Now you can use the Taxonomy ID (551115) in an EUtils EFetch query, to return the complete record in XML from the Entrez taxonomy database:

curl "http://eutils.ncbi.nlm.nih.gov/entrez/eutils/efetch.fcgi?db=taxonomy&id=551115&report=xml&mode=text"
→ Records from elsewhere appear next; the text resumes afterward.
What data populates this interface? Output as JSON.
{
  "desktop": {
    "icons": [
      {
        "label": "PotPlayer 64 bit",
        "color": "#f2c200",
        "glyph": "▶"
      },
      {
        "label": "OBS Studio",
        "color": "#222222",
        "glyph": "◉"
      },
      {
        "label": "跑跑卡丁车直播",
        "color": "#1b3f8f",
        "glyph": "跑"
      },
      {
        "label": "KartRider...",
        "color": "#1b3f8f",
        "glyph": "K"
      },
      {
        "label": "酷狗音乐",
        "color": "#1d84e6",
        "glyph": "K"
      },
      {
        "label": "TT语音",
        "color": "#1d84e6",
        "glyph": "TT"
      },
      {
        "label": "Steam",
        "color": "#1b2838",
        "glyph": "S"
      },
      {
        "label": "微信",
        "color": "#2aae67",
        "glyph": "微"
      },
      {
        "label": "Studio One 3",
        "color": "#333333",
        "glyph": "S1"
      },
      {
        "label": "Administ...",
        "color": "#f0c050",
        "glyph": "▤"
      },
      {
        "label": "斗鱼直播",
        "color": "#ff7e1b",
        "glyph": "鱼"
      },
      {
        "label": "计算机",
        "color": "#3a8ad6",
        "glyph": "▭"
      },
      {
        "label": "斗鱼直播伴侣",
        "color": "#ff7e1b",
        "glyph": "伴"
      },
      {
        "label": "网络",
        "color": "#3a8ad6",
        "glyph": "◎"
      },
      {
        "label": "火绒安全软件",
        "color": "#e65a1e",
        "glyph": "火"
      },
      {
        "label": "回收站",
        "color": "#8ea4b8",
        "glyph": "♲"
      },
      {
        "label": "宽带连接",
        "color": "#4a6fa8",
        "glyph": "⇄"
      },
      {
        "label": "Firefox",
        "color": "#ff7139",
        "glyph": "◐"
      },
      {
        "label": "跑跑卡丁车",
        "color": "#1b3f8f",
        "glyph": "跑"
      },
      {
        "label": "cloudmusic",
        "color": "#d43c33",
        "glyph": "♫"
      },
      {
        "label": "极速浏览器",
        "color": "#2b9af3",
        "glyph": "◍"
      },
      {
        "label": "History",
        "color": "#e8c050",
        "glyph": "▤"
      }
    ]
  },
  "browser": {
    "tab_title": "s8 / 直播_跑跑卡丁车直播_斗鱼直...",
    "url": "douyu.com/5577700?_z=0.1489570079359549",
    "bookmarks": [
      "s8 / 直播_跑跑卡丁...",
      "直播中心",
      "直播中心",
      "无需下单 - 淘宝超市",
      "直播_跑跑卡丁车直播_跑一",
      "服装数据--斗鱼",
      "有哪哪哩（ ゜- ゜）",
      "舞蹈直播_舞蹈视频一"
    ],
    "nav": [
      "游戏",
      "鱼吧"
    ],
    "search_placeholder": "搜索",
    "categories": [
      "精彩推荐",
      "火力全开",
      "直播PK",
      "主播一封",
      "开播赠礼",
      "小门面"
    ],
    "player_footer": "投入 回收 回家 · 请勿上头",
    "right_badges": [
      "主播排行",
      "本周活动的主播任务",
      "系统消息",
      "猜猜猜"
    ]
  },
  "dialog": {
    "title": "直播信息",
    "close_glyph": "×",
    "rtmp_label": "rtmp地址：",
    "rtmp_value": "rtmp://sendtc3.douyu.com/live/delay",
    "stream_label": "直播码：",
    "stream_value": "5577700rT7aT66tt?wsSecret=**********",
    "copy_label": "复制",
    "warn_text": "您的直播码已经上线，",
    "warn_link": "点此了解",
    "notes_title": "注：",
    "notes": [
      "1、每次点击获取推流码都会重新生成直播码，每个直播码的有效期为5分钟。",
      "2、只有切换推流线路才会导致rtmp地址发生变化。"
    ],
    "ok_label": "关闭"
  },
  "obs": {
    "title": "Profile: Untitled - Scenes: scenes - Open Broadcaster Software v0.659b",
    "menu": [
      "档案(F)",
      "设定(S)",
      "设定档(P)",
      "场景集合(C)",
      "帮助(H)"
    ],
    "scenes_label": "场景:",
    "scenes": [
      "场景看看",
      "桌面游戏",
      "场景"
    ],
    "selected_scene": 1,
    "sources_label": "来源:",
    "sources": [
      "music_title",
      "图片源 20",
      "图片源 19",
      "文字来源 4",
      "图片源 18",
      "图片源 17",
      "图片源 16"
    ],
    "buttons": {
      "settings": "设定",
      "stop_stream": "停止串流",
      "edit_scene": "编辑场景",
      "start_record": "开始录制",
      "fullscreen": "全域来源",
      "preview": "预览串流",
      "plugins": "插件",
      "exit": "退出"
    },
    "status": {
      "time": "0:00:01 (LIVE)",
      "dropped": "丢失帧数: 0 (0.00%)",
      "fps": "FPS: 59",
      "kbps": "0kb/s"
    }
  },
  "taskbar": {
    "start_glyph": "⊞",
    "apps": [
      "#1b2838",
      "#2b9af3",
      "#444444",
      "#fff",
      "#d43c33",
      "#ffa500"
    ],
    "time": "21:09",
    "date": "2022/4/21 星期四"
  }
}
Finally, you again need to parse this XML to find the phylum. The relevant part looks like this:

<LineageEx>
  ...
  <Taxon>
    <TaxId>1117</TaxId>
    <ScientificName>Cyanobacteria</ScientificName>
    <Rank>phylum</Rank>
  </Taxon>
  ...

Here is a quick and dirty script written in Ruby to illustrate. It uses some libraries: BioRuby to parse the fasta sequence and interact with NCBI, open-uri for the ELink query and Crack to parse the XML. Note that it has only been tested using the example fasta file mentioned previously and comes with no tests, exception handlers or guarantees.

#!/usr/bin/ruby

require "rubygems"
require "bio"
require "crack"
require "open-uri"

Bio::NCBI.default_email = "me@me.com"
ncbi  = Bio::NCBI::REST.new
fasta = "nostoc.faa"
ff    = Bio::FlatFile.open(Bio::FastaFormat, fasta)

while fe = ff.next_entry
  gi      = fe.gi
  phylum  = ""
  tax     = open("http://eutils.ncbi.nlm.nih.gov/entrez/eutils/elink.fcgi?dbfrom=nucleotide&db=taxonomy&id=#{gi}").read
  tax     = Crack::XML.parse(tax)
  taxid   = tax['eLinkResult']['LinkSet']['LinkSetDb']['Link']['Id']
  taxdata = ncbi.efetch(taxid, {"report" => "xml", "db" => "taxonomy", "mode" => "text"})
  taxdata = Crack::XML.parse(taxdata)
  taxdata['TaxaSet']['Taxon']['LineageEx']['Taxon'].each do |t|
    if t['Rank'] == "phylum"
      phylum = t['ScientificName']
    end
  end
  puts "#{gi}\t#{phylum}"
end

Result: it prints the sequence GI and the phylum:

298501435       Cyanobacteria

score 2 · Answer 2 · 2011-08-29

Looking at the NCBI FTP site there is a file taxdump_readme.txt which implies that nodes.dmp is the file that you probably need. It can be downloaded from ftp://ftp.ncbi.nih.gov/pub/taxonomy/

So you can use the .faa files to determine the GI for each entry. Then use gi_taxid.dmp to determine the species-level classification. Then use the nodes.dmp file to determine which phylum each TaxID belongs to.